JM: Quite a few of your recent films deal with controversial subjects such as the police and corrupt politicians – have you run into any trouble with the authorities as a result?
ZH: I am fine so far. I am very careful about how far I go. Actually, China is not as scary as you imagined, we have enough room to do what we want.
JM: Your recent films are quite different to Senior Year and Using, with Cop Shop and Cop Shop 2 in particular being more observational and less based on individual characters – is this a deliberate change in approach?
ZH: I haven’t deliberately changed anything, I have always been studying people. I am very interested in people’s performances in a certain time and certain circumstances. I think I will insist on observing various people in my own way.

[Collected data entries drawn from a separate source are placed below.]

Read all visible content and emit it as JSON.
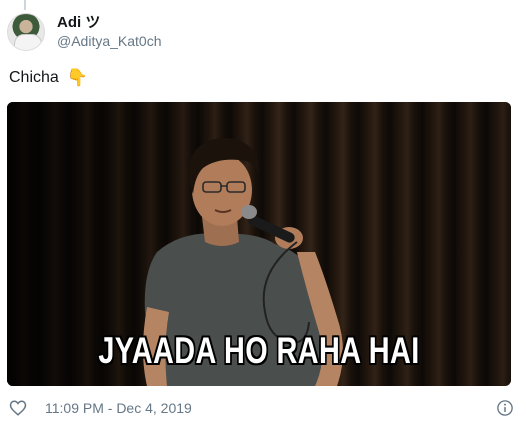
{
  "tweet": {
    "display_name": "Adi ツ",
    "handle": "@Aditya_Kat0ch",
    "text": "Chicha",
    "emoji": "👇",
    "timestamp": "11:09 PM - Dec 4, 2019"
  },
  "media": {
    "caption": "JYAADA HO RAHA HAI"
  },
  "icons": {
    "like": "heart-icon",
    "info": "info-icon",
    "emoji": "pointing-down-icon"
  },
  "colors": {
    "text_primary": "#14171a",
    "text_secondary": "#657786"
  }
}
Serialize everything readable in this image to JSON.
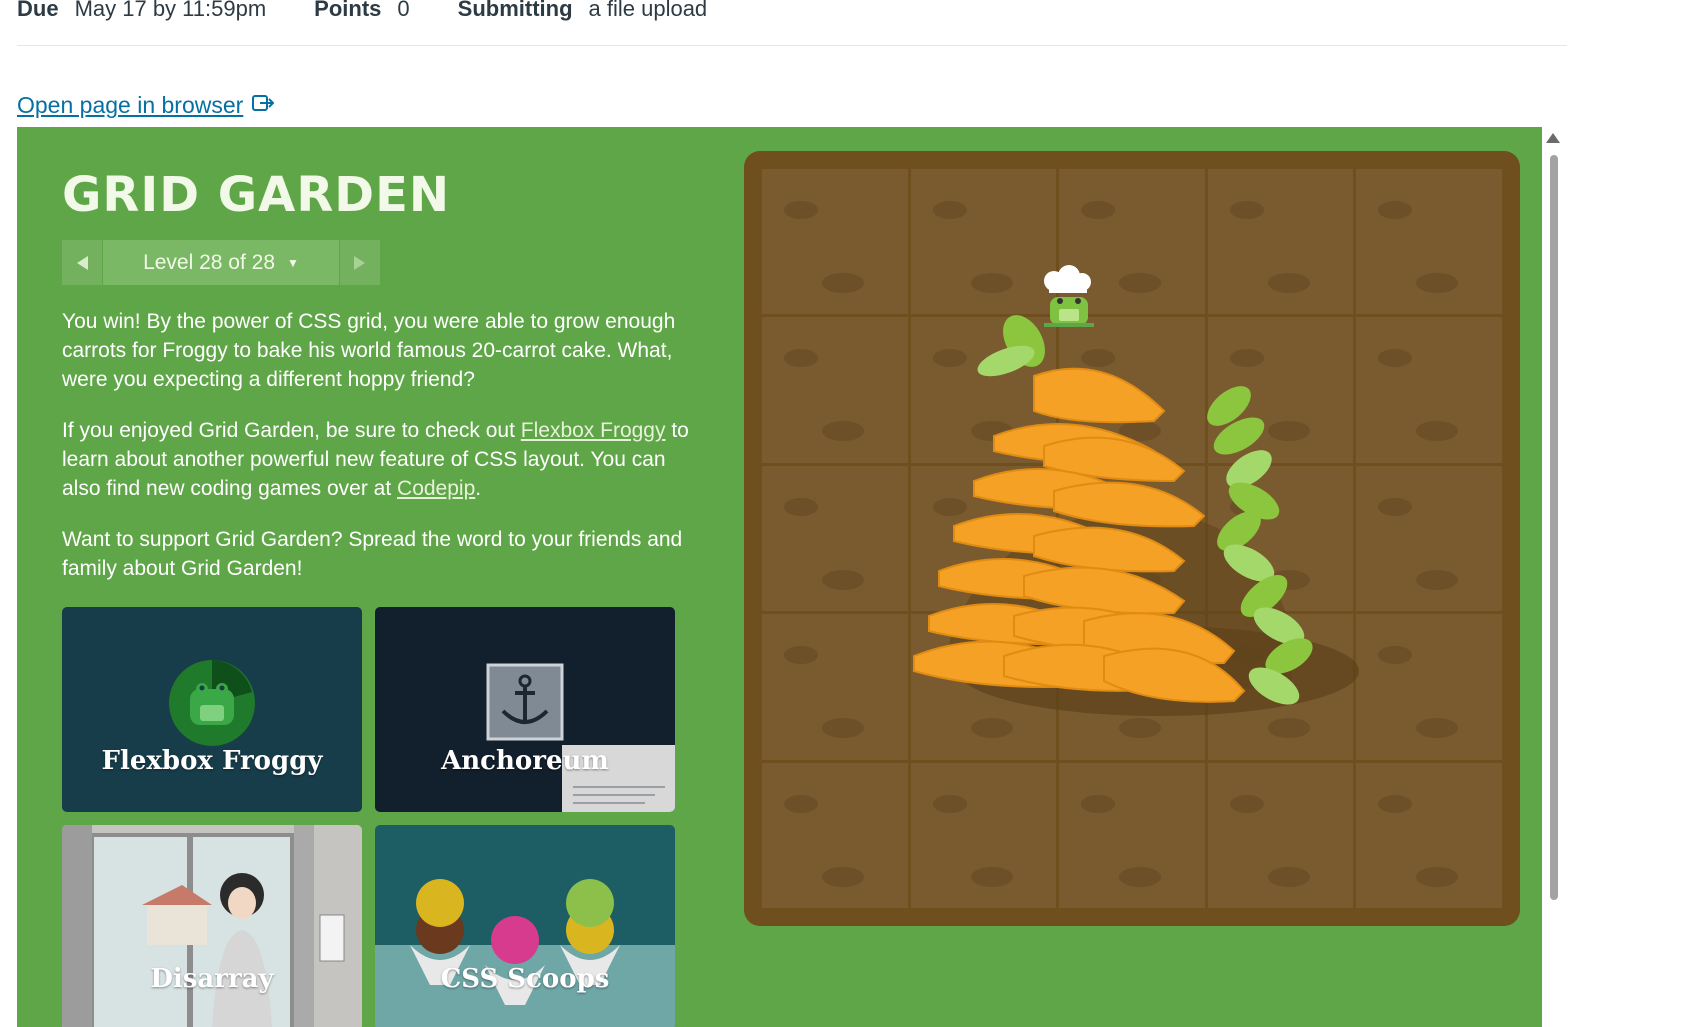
{
  "header": {
    "due_label": "Due",
    "due_value": "May 17 by 11:59pm",
    "points_label": "Points",
    "points_value": "0",
    "submitting_label": "Submitting",
    "submitting_value": "a file upload"
  },
  "open_link": "Open page in browser",
  "game": {
    "title": "GRID GARDEN",
    "level": "Level 28 of 28",
    "p1": "You win! By the power of CSS grid, you were able to grow enough carrots for Froggy to bake his world famous 20-carrot cake. What, were you expecting a different hoppy friend?",
    "p2_before": "If you enjoyed Grid Garden, be sure to check out ",
    "p2_link1": "Flexbox Froggy",
    "p2_middle": " to learn about another powerful new feature of CSS layout. You can also find new coding games over at ",
    "p2_link2": "Codepip",
    "p2_after": ".",
    "p3": "Want to support Grid Garden? Spread the word to your friends and family about Grid Garden!",
    "cards": [
      {
        "name": "Flexbox Froggy"
      },
      {
        "name": "Anchoreum"
      },
      {
        "name": "Disarray"
      },
      {
        "name": "CSS Scoops"
      }
    ]
  },
  "colors": {
    "frame_green": "#5fa648",
    "board_brown": "#6e4f1d",
    "carrot": "#f4a125",
    "link_blue": "#0770a3"
  }
}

JM: Your films have screened at festivals in Europe and around the world and are quite possibly better known to international audiences than Chinese – when making films, do you have this, or any particular kind of audience in mind?
ZH: I am not well known. And to be bold, I don’t have much interest in fame. Fame might be a good thing but it was never my goal. My joy always comes from the process of filmmaking, dealing with different kinds of people. The uncertainty fascinates me.
JM: The Chinese independent documentary movement has been much talked about in recent years and has been growing in reputation – why do you think this is?
ZH: I think that is because China is getting more attention. The lives and people’s behavior in this country is in striking difference with the West, therefore films about this look quite special.
JM: Do you think that documentary film makers enjoy more freedom than fiction film makers in China, and if so why?
ZH: The first reason is must because we have different goals. Second our expectations are different. Fiction film directors aspire for “fame” more than documentary directors. This has led them to be restricted by government’s rules; while documentary directors, at least in China this is the case, they have to “speak out”, that’s why they express themselves through documentaries, they can pay from their own pocket to do this. We live in a stressful environment, but that does not justify silence. “Freedom” might come from inside you. In China, I’m sorry to say, it is different to have both fame and freedom.
JM: Documentary film makers in China seem to be using the medium more and more to explore controversial subjects and stories not covered by mainstream media – do you see documentary film as a medium for protest and exposing subjects that might be considered difficult?
ZH: I don’t like the word “expose”. What we documented is the world we live in. It is self-flattering to say I am “protesting”, or boast your bravery to “expose” something. It is not necessarily true. You cannot make much money from documentary making, then why do people still make them? I think the only reason is that documentary making brings them joy. That’s why all these filmmakers cannot stop making them. Since it brings you “joy”, why would you keep telling others the bit of “unpleasant” experiences you suffered from.
JM: What are you working on now, and do you have any plans for the future?
ZH: I am observing my country in my own way. I probably wouldn’t’ finish filming for my present project till the end of next year. I believe it would be unprecedented. Hehe…. You have to find your own job, life is too short.
JM: Many thanks for your time, and good luck with all future projects.